On Wed, 22 Apr 2015, Dale Snell wrote:

> Nani?

   ?

> C-q is <control-q>, and is bound to the Emacs command quoted-insert, which
> inserts the next character literally. So the sequence C-q TAB should
> insert a literal ASCII <tab> character at point.

   Should, but didn't. Point did not move.

> The ruler is divided into characters, not inches.  (At least it is
> here.

   Oh. OK.

> If you're using a proportionally-spaced font, then I don't know how it's
> divided.)

   Don't know why I'd want to do that.

> The "#" marks the "comment column". The "ΒΆ" (pilcrow) marks the
> fill-column, the column at which Emacs wraps the line. BTW, if you click
> on the ruler with C-MOUSE-2, it turns the tab indicator, "T", off and on.
> (The point marker is a broken vertical bar; the exclamation points mark
> every 5 characters.)

   OK.

> Evidently, whatever is generating these lines is using tabs to separate
> the various fields. When I copied the lines into an Emacs buffer, they
> looked fairly reasonable. However, on my system, I have tab-width set to 4
> characters. To see your lines the way they showed up in your e-mail, I had
> to change the setting to 8 characters. (The DEC-VT100-standard setting.)
> So yes, if you have lines with a lot of TABs in them, you are going to see
> lines extending beyond 80 columns. Maybe more than 160 columns. Note that
> I did not see more than one TAB in a row.
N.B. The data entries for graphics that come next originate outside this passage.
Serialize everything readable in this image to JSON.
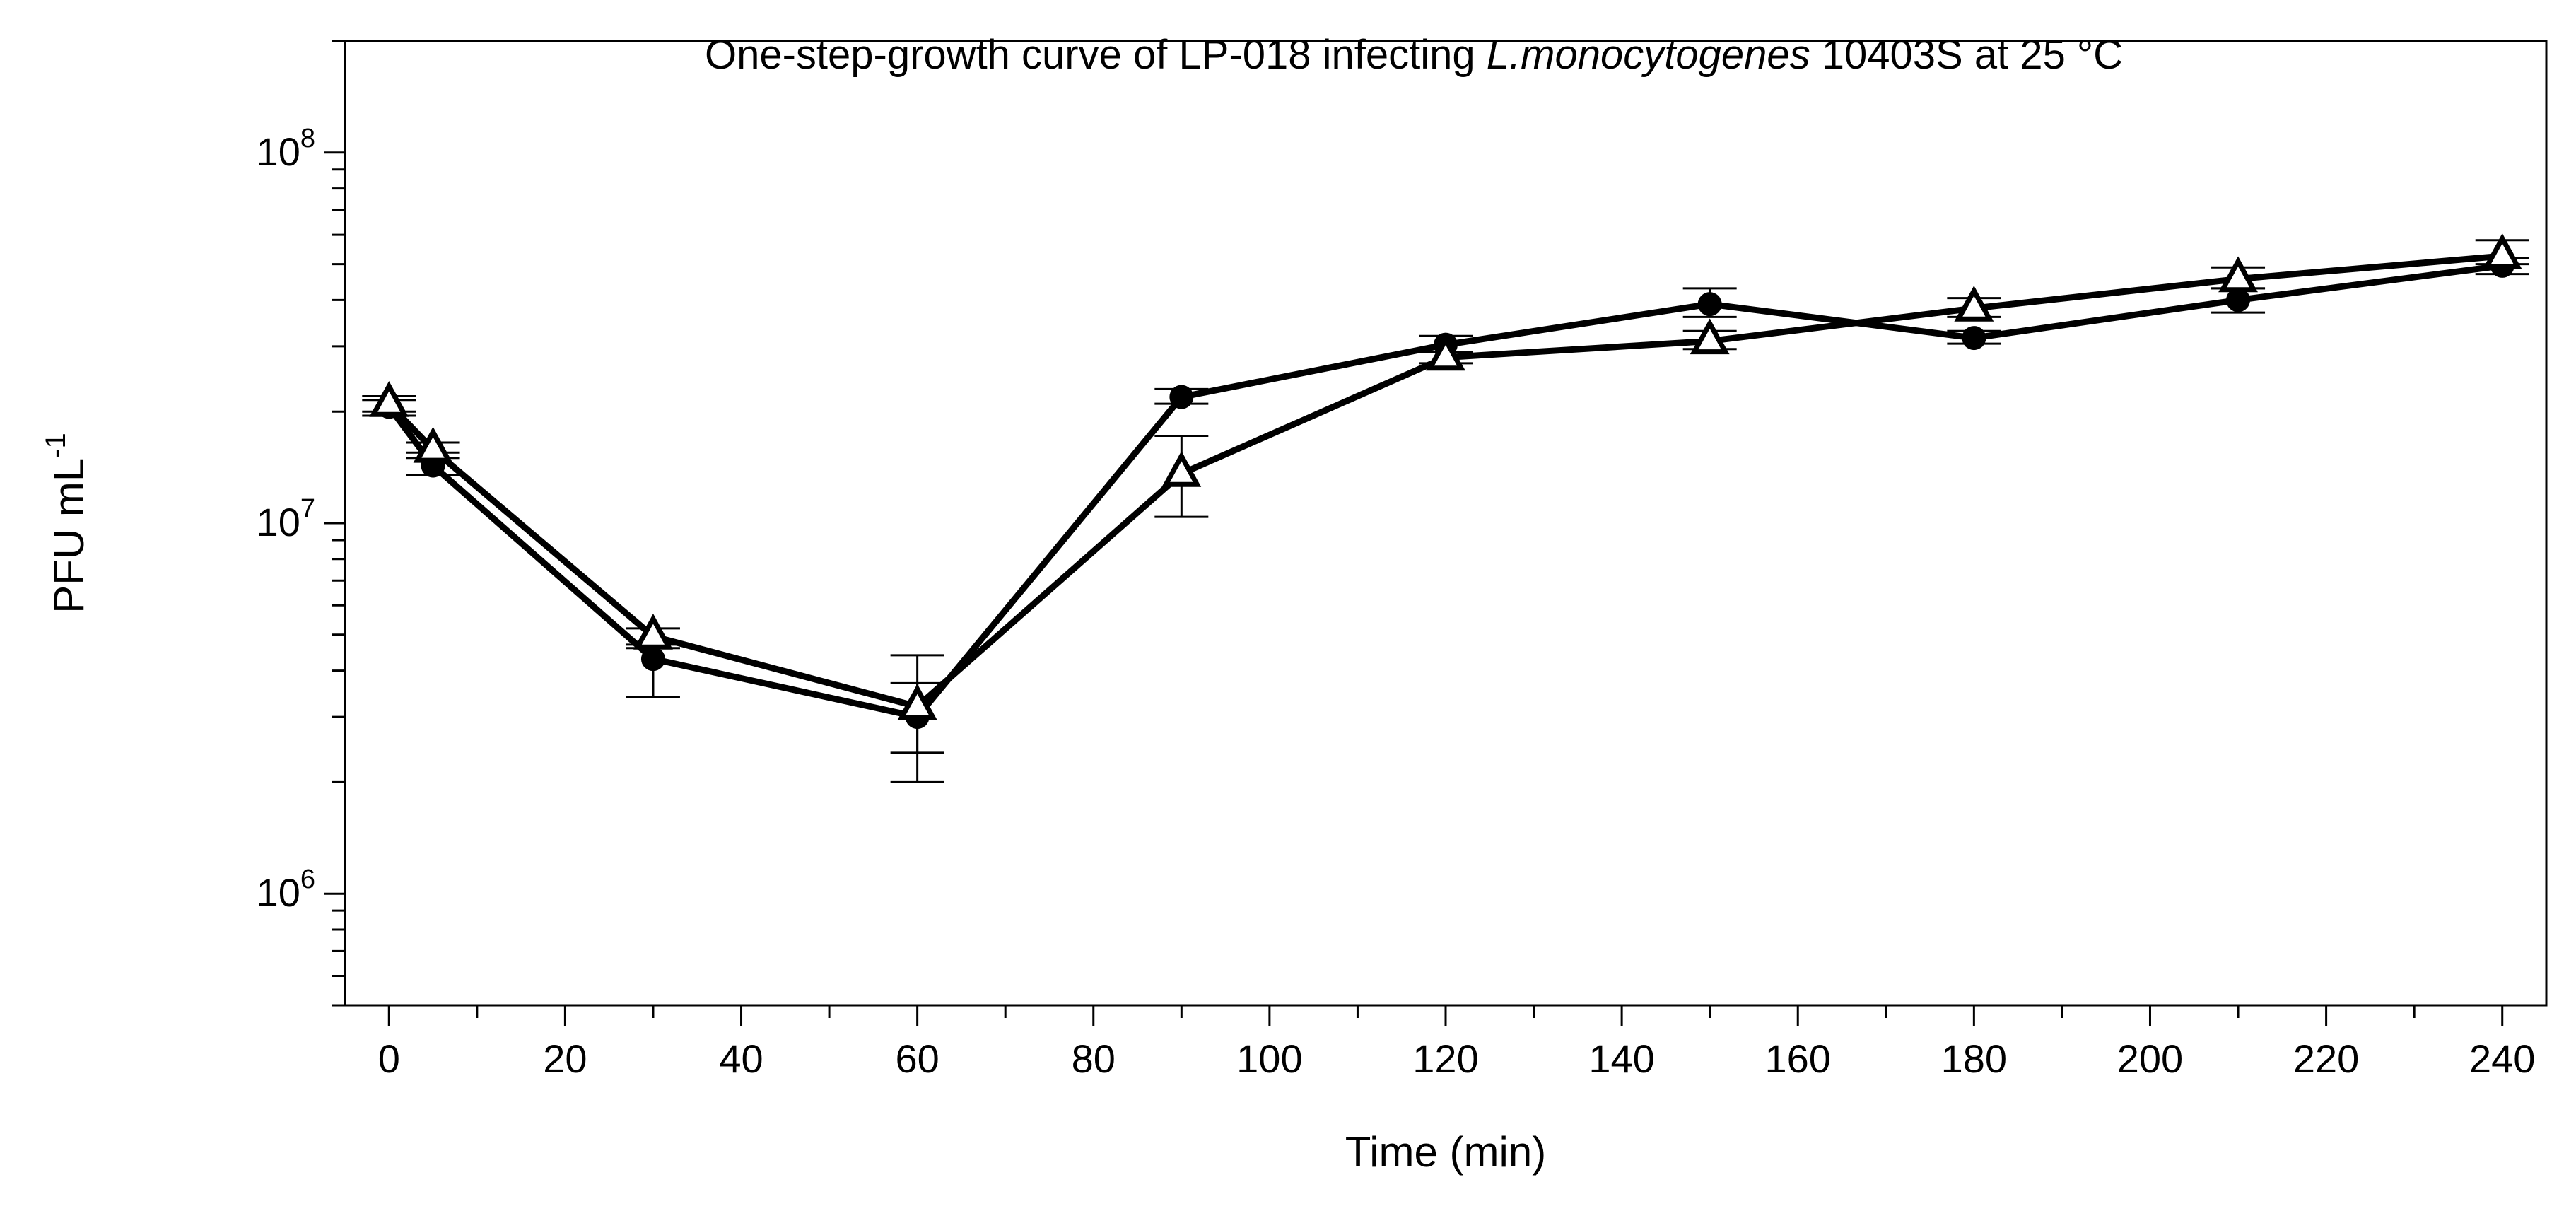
{
  "chart_data": {
    "type": "line",
    "title_parts": {
      "prefix": "One-step-growth curve of LP-018 infecting ",
      "italic": "L.monocytogenes",
      "suffix": " 10403S at 25 °C"
    },
    "xlabel": "Time (min)",
    "ylabel": "PFU mL",
    "ylabel_superscript": "-1",
    "yscale": "log",
    "xlim": [
      -5,
      245
    ],
    "ylim": [
      500000,
      200000000
    ],
    "x_ticks": [
      0,
      20,
      40,
      60,
      80,
      100,
      120,
      140,
      160,
      180,
      200,
      220,
      240
    ],
    "y_ticks": [
      {
        "base": "10",
        "exp": "6",
        "value": 1000000
      },
      {
        "base": "10",
        "exp": "7",
        "value": 10000000
      },
      {
        "base": "10",
        "exp": "8",
        "value": 100000000
      }
    ],
    "grid": false,
    "legend": null,
    "x": [
      0,
      5,
      30,
      60,
      90,
      120,
      150,
      180,
      210,
      240
    ],
    "series": [
      {
        "name": "filled-circle",
        "marker": "circle",
        "values": [
          20600000,
          14300000,
          4300000,
          3000000,
          21900000,
          30300000,
          39000000,
          31600000,
          40000000,
          49500000
        ],
        "err_low": [
          19500000,
          13500000,
          3400000,
          2000000,
          21000000,
          29000000,
          36000000,
          30500000,
          37000000,
          47000000
        ],
        "err_high": [
          21500000,
          15500000,
          4600000,
          4400000,
          23000000,
          32000000,
          43000000,
          33000000,
          43000000,
          52000000
        ]
      },
      {
        "name": "open-triangle",
        "marker": "triangle",
        "values": [
          21000000,
          15800000,
          4950000,
          3200000,
          13600000,
          28000000,
          31000000,
          38000000,
          45600000,
          52600000
        ],
        "err_low": [
          20000000,
          15000000,
          4700000,
          2400000,
          10400000,
          27000000,
          29500000,
          36000000,
          43000000,
          50000000
        ],
        "err_high": [
          22000000,
          16500000,
          5200000,
          3700000,
          17200000,
          29000000,
          33000000,
          40500000,
          49000000,
          58000000
        ]
      }
    ]
  }
}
   The samples were the first two header lines in an e-mail, not the data
with which I worked.

   I've left the tab setting to whatever default emacs had at installation.
For Python, C, and R I've set tab spacing in ~/.emacs.

> Since I'm still not sure what you're doing, I don't have much to
> recommend you do. If you don't have any control over the lines
> you're receiving (and I gather you don't), then I don't know that
> there's much you can do.  (I'm assuming [*HAH!*] that you want or
> need to keep the text in the same form that it came to you.)

   The lines were written here, the e-mail was used for an example.

   When I opened the file in joe I was able to fix all the multiple tabs and
extraneous spaces emacs had generated so this task is finished. The source
of the text file was a selective export from jpilot (the desktop side of the
Palm PIMs while the handheld side is my Treo 700p 'smart' phone).